Menu planning — before and after
Before

The process of planning required going through two screens. The slider component used as a date picker was unreadable.

After

We changed the flow of the recipe planner; we shortened possible actions and displayed a calendar on the main page.

Adding to the pantry

Adding to pantry — before and after
Before

While in the pantry, participants had problems adding new products; they couldn't find functionality to add new products.

After

We have changed the components we were using for adding products. By using FAB, we have made the action of adding new products visible and always near the thumb.

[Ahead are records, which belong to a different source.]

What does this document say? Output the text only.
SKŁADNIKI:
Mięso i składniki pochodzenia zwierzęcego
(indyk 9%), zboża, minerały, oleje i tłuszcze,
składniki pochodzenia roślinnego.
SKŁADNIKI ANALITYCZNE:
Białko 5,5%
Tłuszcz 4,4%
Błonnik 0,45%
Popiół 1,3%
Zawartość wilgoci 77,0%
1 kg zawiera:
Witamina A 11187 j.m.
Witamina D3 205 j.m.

Navigation on the cooking mode

Navigation cooking mode — before and after
Before

Not all users knew how to go from one step to the next (SWIPE). Moreover, users felt overwhelmed by the number of actions in the simplified cooking mode.

After

We have added a button that allows users to move between screens. To simplify the process, we dropped additional actions and reworked how the timer behaves.

Meal summary

Meal summary — before and after
Before

Users said the happy path required more clicks than they wanted. The summary screen was one of the places that felt overwhelming.

After

We simplified the summary screen view by removing proposed actions and placing them inside notifications.

Second test — what held

We examined 6 participants via a remote, semi-structured study. We found 4 concerning errors:

  • Critical errors 1
  • Small errors 3

Generating a menu

Generating a menu — before and after
Before

Users didn't know the difference between an automatic and manual dish planner. Additionally, the manual process was assessed as time-consuming and unintuitive.

After

We dropped the manual dish planner — the choice felt unclear and ultimately pointless, and the automatic planner did everything the manual one did, faster.

What we shipped

After many iterations, fixes, and polishing of details, we brought “Spiżarnia” to its final version.

Spiżarnia — full gallery of application screens

Looking back

What I Learned

Story mapping turned out to be a pivotal moment in the project — laying out the entire user journey on a map helped the team see the product as a coherent whole rather than a collection of separate screens. This exercise clarified priorities and gave us a shared language for making scope decisions.

Complex functionality must be hidden behind one obvious action — replacing several scattered paths for adding products with a single FAB eliminated the most common point of confusion in testing.

What I Would Do Differently

I would start with a narrower research question. Our first round of research covered the entire topic of personal finance — it was only the interview insights that revealed the real problem lay in food management. Had I formed a hypothesis earlier, I would have saved the team time. The second thing is testing iterations — we introduced six changes at once before the second round, which means I cannot definitively say which fix accounts for which result.